DELHI’S ENERGY CONSERVATION PLAN
New Delhi, 30 October 2006
NEW DELHI, October (INFA): Delhi Government,
which is presently facing a serious power crunch, has issued
two notifications in a effort to save power---making Compact Fluorescent Lamps
(CFLs) and solar water heating system compulsory in commercial buildings.
The Government will also provide special incentives in
residential areas for using CFL bulbs and conduct awareness
and education programmes in housing societies on renewable energy.
Replacing one ordinary bulb with one CFL results in an
annual savings of Rs.283 and the cost of the bulb can be recovered in three to
four months. If all the consumers in Delhi replace 50 per cent
of their bulbs with CFLs, it will result in saving 51 MW, or Rs.9.61 crore per
year.
The recent decision by the Government to commission waste-to-energy projects would also go a long
way in easing the power crisis. These
projects to be set up in eight different locations would derive energy from
municipal waste. The projects: solid waste (MSW) and 700 million gallons per
day (MGD) of sewage to produce 90 MW or power.
The Delhi Jal Board (DJB), the Delhi Development Authority
(DDA), and the Municipal Corporation of Delhi (MCD) would provide land on lease
for 25years to these projects.
Meanwhile, the Central Government is going ahead with its
plans to make the country self-sufficient in energy. Though major bilateral agreements pertaining
to this sector are related to fossil
fuels, environment-friendly fuels have also begun to gain prominence.
Prime Minister Manmohan Singh’s recent visit to Brazil, which
resulted in the decision to set up a Joint Committee on Biofuels, is a pointer
to this fact. This initiative proposed by President Luiz Luala da Silva of Brazil, would see private and public sector
Indian companies exploring ethanol production opportunities in Brazil---the
world’s largest sugarcane producer and leading gasohol (blend of ethanol and
gas/petrol) user--- to meet the anticipated growth of ethanol for industrial
and transportation use in the country.
Blending ethanol with gasoline/petrol is also expected to
bring down India’s
massive crude import bill.
The move would allow Indian companies to own Brazilian
sugarcane fields, which are rain-fed and require little irrigation. Besides,
the sugarcane farms are highly mechanized and have integrated sugar mills.
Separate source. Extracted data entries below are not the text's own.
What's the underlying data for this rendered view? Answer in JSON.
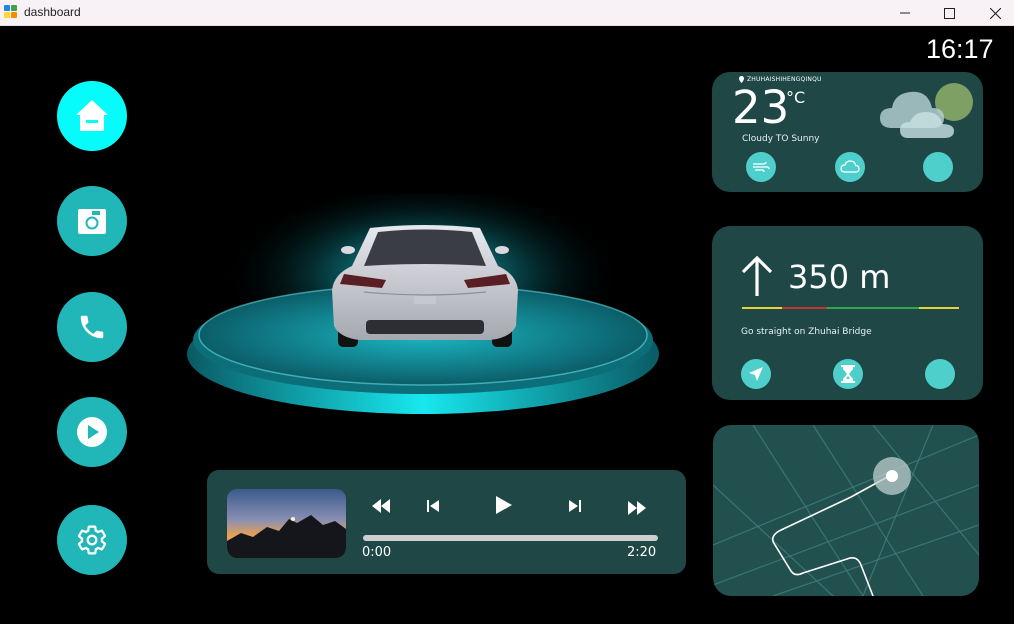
{
  "window": {
    "title": "dashboard",
    "icon_colors": [
      "#1e88e5",
      "#43a047",
      "#fdd835",
      "#fb8c00"
    ]
  },
  "clock": "16:17",
  "colors": {
    "accent": "#21b7b8",
    "accent_active": "#06fbfb",
    "card_bg": "#1e4746",
    "icon_circle": "#4fcfcb"
  },
  "sidebar": {
    "items": [
      {
        "name": "home",
        "icon": "home-icon",
        "active": true
      },
      {
        "name": "camera",
        "icon": "camera-icon",
        "active": false
      },
      {
        "name": "phone",
        "icon": "phone-icon",
        "active": false
      },
      {
        "name": "video",
        "icon": "play-circle-icon",
        "active": false
      },
      {
        "name": "settings",
        "icon": "gear-icon",
        "active": false
      }
    ]
  },
  "media": {
    "current_time": "0:00",
    "total_time": "2:20",
    "progress": 0,
    "controls": [
      "fast-rewind-icon",
      "skip-previous-icon",
      "play-icon",
      "skip-next-icon",
      "fast-forward-icon"
    ]
  },
  "weather": {
    "location": "ZHUHAISHIHENGQINQU",
    "temperature": "23",
    "unit": "°C",
    "condition": "Cloudy TO Sunny",
    "icons": [
      "wind-icon",
      "cloud-icon",
      "circle-icon"
    ]
  },
  "navigation": {
    "direction": "arrow-up-icon",
    "distance": "350 m",
    "instruction": "Go straight on Zhuhai Bridge",
    "lane_colors": [
      "#e8d23a",
      "#c0392b",
      "#2ea84a",
      "#e8d23a"
    ],
    "icons": [
      "send-icon",
      "hourglass-icon",
      "circle-icon"
    ]
  },
  "map": {
    "icon": "location-marker-icon"
  }
}
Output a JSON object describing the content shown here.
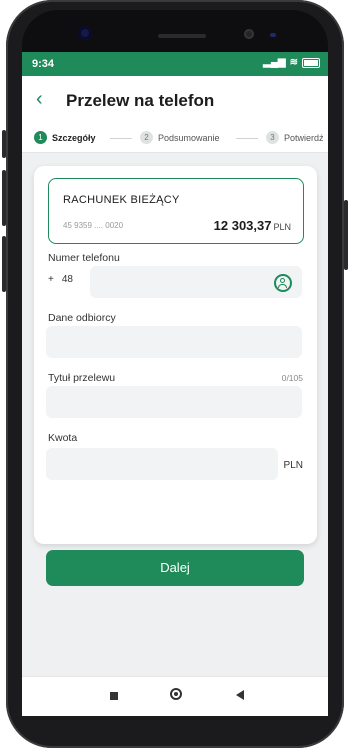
{
  "status_bar": {
    "time": "9:34",
    "signal": "▂▄▆",
    "wifi": "≋"
  },
  "header": {
    "back_icon": "‹",
    "title": "Przelew na telefon"
  },
  "steps": [
    {
      "number": "1",
      "label": "Szczegóły",
      "active": true
    },
    {
      "number": "2",
      "label": "Podsumowanie",
      "active": false
    },
    {
      "number": "3",
      "label": "Potwierdź",
      "active": false
    }
  ],
  "account": {
    "name": "RACHUNEK BIEŻĄCY",
    "number": "45 9359 .... 0020",
    "balance": "12 303,37",
    "currency": "PLN"
  },
  "form": {
    "phone_label": "Numer telefonu",
    "phone_prefix_plus": "+",
    "phone_prefix_code": "48",
    "recipient_label": "Dane odbiorcy",
    "title_label": "Tytuł przelewu",
    "title_counter": "0/105",
    "amount_label": "Kwota",
    "amount_currency": "PLN"
  },
  "button": {
    "next_label": "Dalej"
  },
  "colors": {
    "brand_green": "#1f8a5a"
  },
  "icons": {
    "contact": "contact-icon",
    "back": "chevron-left-icon"
  }
}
The initiative is seen as a welcome move by Indian oil
companies which are finding it difficult to source ethanol due to inadequate
domestic availability and varying prices. At present, 5 per cent ethanol
blending is mandatory in nine Indian states and four union territories.
The country needs an assured
supply of ethanol if it has to go ahead with plans to make its usage mandatory
for all States and also increase the blending rate to 10 per cent.